Introduction: The optimal treatment for early hepatobiliary carcinoma (EHBC) remains controversial, with surgical resection and ablation offering distinct advantages and disadvantages. This meta-analysis aimed to compare the long-term outcomes of these two modalities in patients with EHBC. Methods: A systematic search of PubMed, Scopus, and Google Scholar was conducted for studies published between 2018 and 2024 that reported on the outcomes of resection or ablation in EHBC. The primary outcomes were overall survival (OS) and recurrence-free survival (RFS). The secondary outcomes included complication rates and length of hospital stay. Results: A total of 25 studies (n=4,512 patients) were included in the meta-analysis. The pooled analysis showed that resection was associated with significantly better OS (HR 0.62, 95% CI 0.51-0.75, p<0.001) and RFS (HR 0.58, 95% CI 0.47-0.71, p<0.001) compared to ablation.
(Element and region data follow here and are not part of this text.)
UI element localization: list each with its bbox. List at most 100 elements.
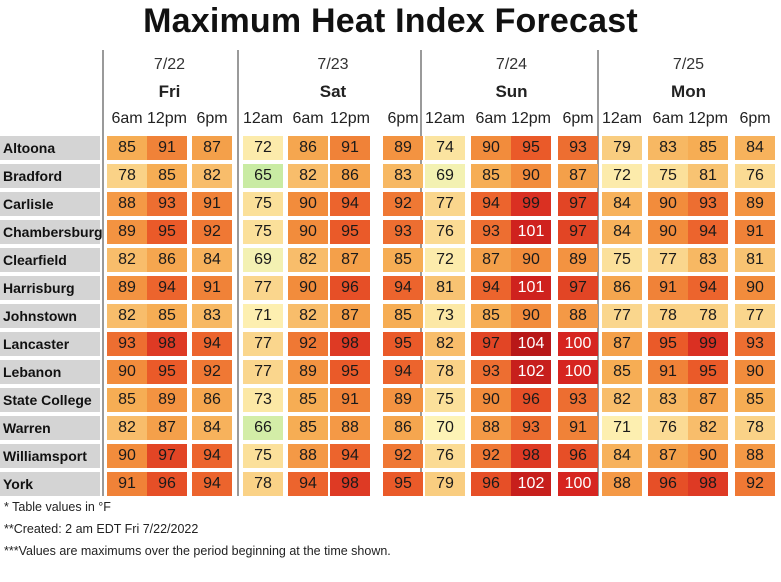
heat-index-cell: 100 [558,332,598,356]
heat-index-cell: 100 [558,360,598,384]
heat-index-cell: 96 [511,388,551,412]
heat-index-cell: 85 [288,388,328,412]
heat-index-cell: 76 [425,444,465,468]
heat-index-cell: 90 [288,276,328,300]
row-label-city: Williamsport [0,444,100,468]
heat-index-cell: 88 [471,416,511,440]
heat-index-cell: 92 [192,220,232,244]
heat-index-cell: 82 [602,388,642,412]
heat-index-cell: 94 [688,220,728,244]
heat-index-cell: 78 [735,416,775,440]
heat-index-cell: 74 [425,136,465,160]
heat-index-cell: 93 [383,220,423,244]
heat-index-cell: 85 [107,388,147,412]
group-separator [237,50,239,496]
heat-index-cell: 95 [147,360,187,384]
heat-index-cell: 91 [648,360,688,384]
heat-index-cell: 89 [288,360,328,384]
heat-index-cell: 104 [511,332,551,356]
heat-index-cell: 94 [147,276,187,300]
heat-index-cell: 82 [192,164,232,188]
heat-index-cell: 76 [425,220,465,244]
heat-index-cell: 96 [330,276,370,300]
heat-index-cell: 82 [107,304,147,328]
heat-index-cell: 85 [107,136,147,160]
footnote-units: * Table values in °F [4,500,111,514]
time-header: 6pm [739,110,771,127]
heat-index-cell: 82 [288,304,328,328]
heat-index-cell: 75 [648,164,688,188]
heat-index-cell: 84 [735,136,775,160]
heat-index-cell: 94 [383,276,423,300]
heat-index-cell: 91 [735,220,775,244]
heat-index-cell: 98 [511,444,551,468]
heat-index-cell: 85 [383,248,423,272]
heat-index-cell: 90 [648,220,688,244]
footnote-period: ***Values are maximums over the period b… [4,544,391,558]
heat-index-cell: 98 [147,332,187,356]
heat-index-cell: 87 [147,416,187,440]
heat-index-cell: 98 [330,332,370,356]
heat-index-cell: 85 [735,388,775,412]
heat-index-cell: 73 [425,304,465,328]
heat-index-cell: 87 [558,164,598,188]
heat-index-cell: 88 [288,444,328,468]
row-label-city: Johnstown [0,304,100,328]
heat-index-cell: 93 [688,192,728,216]
time-header: 6am [475,110,507,127]
heat-index-cell: 78 [243,472,283,496]
heat-index-cell: 98 [330,472,370,496]
heat-index-cell: 82 [688,416,728,440]
date-header: 7/24 [495,56,528,73]
heat-index-cell: 85 [288,416,328,440]
group-separator [420,50,422,496]
row-label-city: Lancaster [0,332,100,356]
day-header: Mon [671,82,706,101]
heat-index-cell: 82 [425,332,465,356]
row-label-city: Clearfield [0,248,100,272]
heat-index-cell: 94 [288,472,328,496]
heat-index-cell: 87 [471,248,511,272]
heat-index-cell: 69 [243,248,283,272]
heat-index-cell: 94 [192,332,232,356]
row-label-city: Lebanon [0,360,100,384]
heat-index-cell: 93 [558,136,598,160]
time-header: 6am [652,110,684,127]
heat-index-cell: 89 [558,248,598,272]
heat-index-cell: 101 [511,220,551,244]
time-header: 6am [292,110,324,127]
heat-index-cell: 93 [471,360,511,384]
heat-index-cell: 65 [243,164,283,188]
heat-index-cell: 90 [735,360,775,384]
heat-index-cell: 75 [243,192,283,216]
heat-index-cell: 75 [243,444,283,468]
heat-index-cell: 91 [192,276,232,300]
heat-index-cell: 95 [383,472,423,496]
heat-index-cell: 96 [471,472,511,496]
heat-index-cell: 90 [107,360,147,384]
heat-index-cell: 70 [425,416,465,440]
heat-index-cell: 97 [471,332,511,356]
heat-index-cell: 86 [192,388,232,412]
time-header: 6pm [562,110,594,127]
row-label-city: Bradford [0,164,100,188]
heat-index-cell: 95 [330,220,370,244]
heat-index-cell: 77 [243,360,283,384]
heat-index-cell: 85 [688,136,728,160]
heat-index-cell: 89 [147,388,187,412]
row-label-city: State College [0,388,100,412]
heat-index-cell: 97 [147,444,187,468]
heat-index-cell: 90 [688,444,728,468]
heat-index-cell: 83 [192,304,232,328]
heat-index-cell: 96 [558,444,598,468]
heat-index-cell: 84 [602,220,642,244]
heat-index-cell: 83 [648,136,688,160]
heat-index-cell: 95 [511,136,551,160]
heat-index-cell: 86 [383,416,423,440]
heat-index-cell: 97 [558,276,598,300]
heat-index-cell: 82 [288,164,328,188]
time-header: 12pm [329,110,371,127]
heat-index-cell: 90 [511,164,551,188]
heat-index-cell: 93 [511,416,551,440]
heat-index-cell: 91 [330,388,370,412]
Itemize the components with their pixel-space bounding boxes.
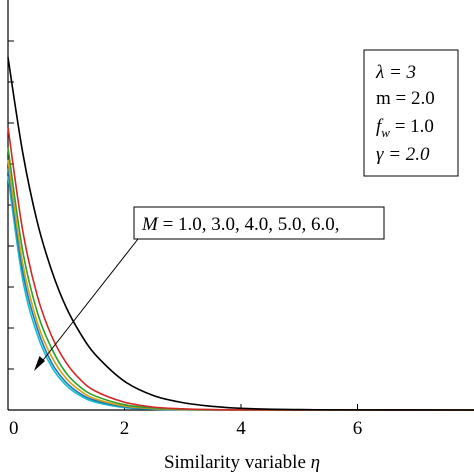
curve-annotation: M = 1.0, 3.0, 4.0, 5.0, 6.0,	[34, 206, 385, 371]
parameter-label: m = 2.0	[376, 88, 435, 109]
annotation-label: M = 1.0, 3.0, 4.0, 5.0, 6.0,	[141, 214, 340, 235]
annotation-frame	[133, 206, 385, 240]
annotation-arrow-shaft	[39, 238, 139, 365]
y-tick-group	[8, 40, 14, 370]
annotation-arrow-head	[34, 356, 45, 371]
parameter-label: λ = 3	[375, 62, 416, 83]
x-axis-label: Similarity variable η	[164, 452, 320, 473]
x-tick-label: 6	[353, 418, 363, 439]
x-tick-label: 0	[9, 418, 19, 439]
parameter-label: fw = 1.0	[376, 116, 434, 140]
x-tick-label: 4	[236, 418, 246, 439]
series-line	[7, 167, 474, 411]
series-line	[7, 159, 474, 411]
parameter-label: γ = 2.0	[376, 144, 430, 165]
x-tick-label: 2	[120, 418, 130, 439]
series-line	[7, 147, 474, 411]
parameter-box-frame	[363, 49, 459, 177]
series-line	[7, 57, 474, 411]
parameter-legend-box: λ = 3 m = 2.0 fw = 1.0 γ = 2.0	[363, 49, 459, 177]
series-group	[7, 57, 474, 411]
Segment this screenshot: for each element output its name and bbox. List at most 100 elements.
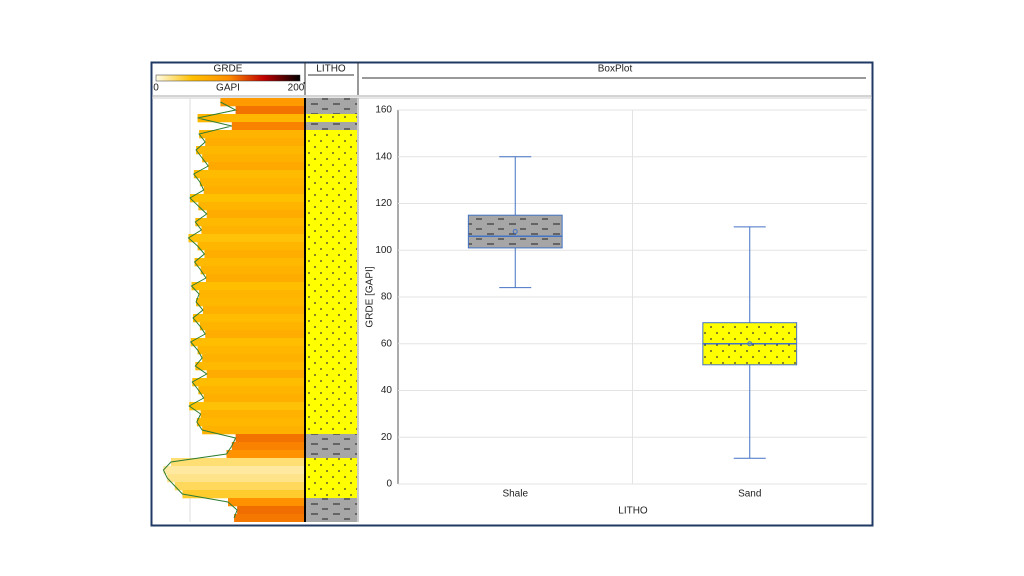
litho-interval [306,458,357,467]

However, resection was also associated with a higher risk of complications (OR 1.83, 95% CI 1.32-2.54, p<0.001) and a longer hospital stay (MD 3.2 days, 95% CI 2.1-4.3, p<0.001). Conclusion: Resection offers superior long-term oncological outcomes compared to ablation in patients with EHBC. However, the choice of treatment should be individualized based on patient factors and tumor characteristics, considering the higher risk of complications and longer hospital stay associated with resection.